Atomic Afterlives: Visualizing Nuclear Toxicity in Art of the United States, 1979-2011

Program

Luce/ACLS Dissertation Fellowships in American Art

Department

History of Art and Visual Culture

Abstract

“Atomic Afterlives” examines a selection of American artists whose work interrogates the aesthetic, political, and historical considerations of the U.S. nuclear program’s environmental costs some forty years after the first atomic blast. This study maps how Patrick Nagatani, Sharon Gilbert, Jack Malotte (Western Shoshone/Washoe), Richard Misrach, Zoe Strauss, Will Wilson (Diné), and Jim Sanborn visually examine connections between atomic toxicity and local mining histories, legacies of nuclear weapons testing, and global inheritances of the Cold War.

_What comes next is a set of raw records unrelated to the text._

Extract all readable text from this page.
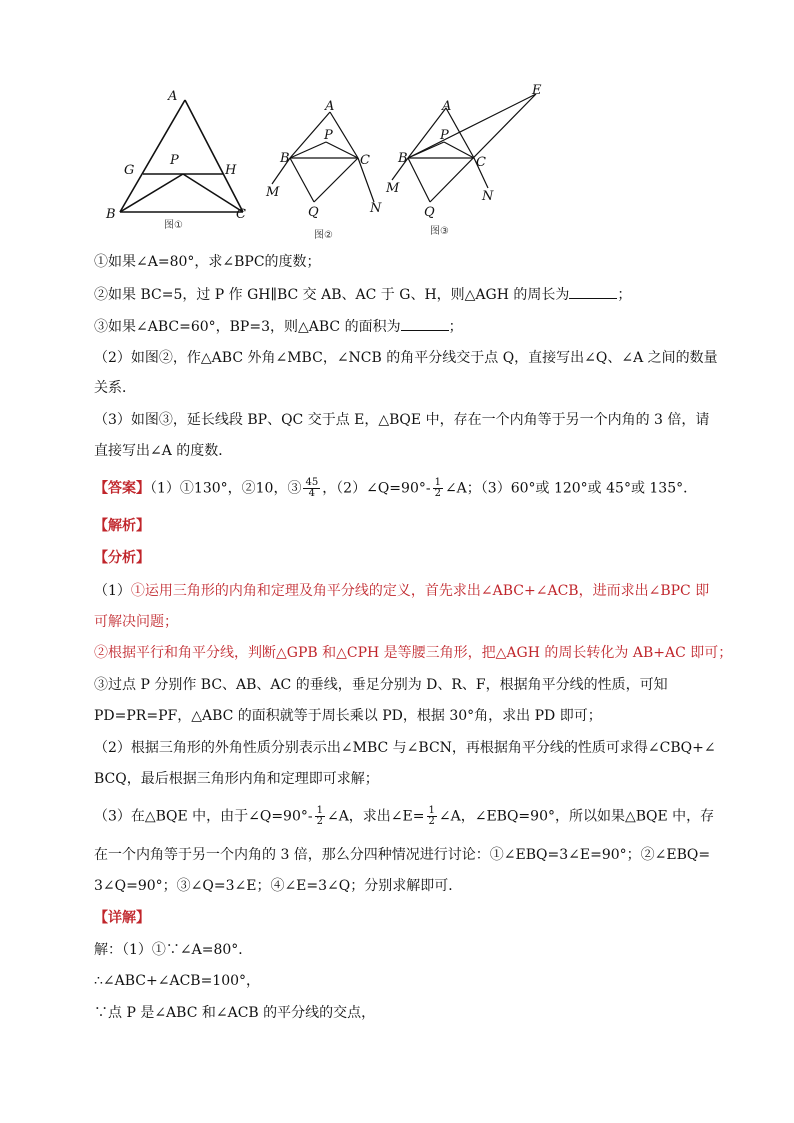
A
G	H
P
B	C
图①
A
P
B	C
M
N
Q
图②
E
A
P
B	C
M
N
Q
图③
①如果∠A=80°，求∠BPC的度数；
②如果 BC=5，过 P 作 GH∥BC 交 AB、AC 于 G、H，则△AGH 的周长为	；
③如果∠ABC=60°，BP=3，则△ABC 的面积为	；
（2）如图②，作△ABC 外角∠MBC，∠NCB 的角平分线交于点 Q，直接写出∠Q、∠A 之间的数量
关系．
（3）如图③，延长线段 BP、QC 交于点 E，△BQE 中，存在一个内角等于另一个内角的 3 倍，请
直接写出∠A 的度数．
【答案】（1）①130°，②10，③ $\frac{45}{4}$ ，（2）∠Q=90°- $\frac{1}{2}$ ∠A；（3）60°或 120°或 45°或 135°．
【解析】
【分析】
（1）①运用三角形的内角和定理及角平分线的定义，首先求出∠ABC+∠ACB，进而求出∠BPC 即
可解决问题；
②根据平行和角平分线，判断△GPB 和△CPH 是等腰三角形，把△AGH 的周长转化为 AB+AC 即可；
③过点 P 分别作 BC、AB、AC 的垂线，垂足分别为 D、R、F，根据角平分线的性质，可知
PD=PR=PF，△ABC 的面积就等于周长乘以 PD，根据 30°角，求出 PD 即可；
（2）根据三角形的外角性质分别表示出∠MBC 与∠BCN，再根据角平分线的性质可求得∠CBQ+∠
BCQ，最后根据三角形内角和定理即可求解；
（3）在△BQE 中，由于∠Q=90°- $\frac{1}{2}$ ∠A，求出∠E= $\frac{1}{2}$ ∠A，∠EBQ=90°，所以如果△BQE 中，存
在一个内角等于另一个内角的 3 倍，那么分四种情况进行讨论：①∠EBQ=3∠E=90°；②∠EBQ=
3∠Q=90°；③∠Q=3∠E；④∠E=3∠Q；分别求解即可．
【详解】
解：（1）①∵∠A=80°．
∴∠ABC+∠ACB=100°，
∵点 P 是∠ABC 和∠ACB 的平分线的交点，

This collection of works—in media such as installation, painting, photography, and print—offers the opportunity to contemplate how artists compellingly visualize and scrutinize the afterlives of nuclear energy, armaments, and wastes from the last decade of the Cold War to nearly the contemporary moment. “Atomic Afterlives” traces how these diverse visual approaches grapple with the difficulties of nuclearity and visuality, including the long-term and usually invisible slow violence of nuclear-related environmental injustices.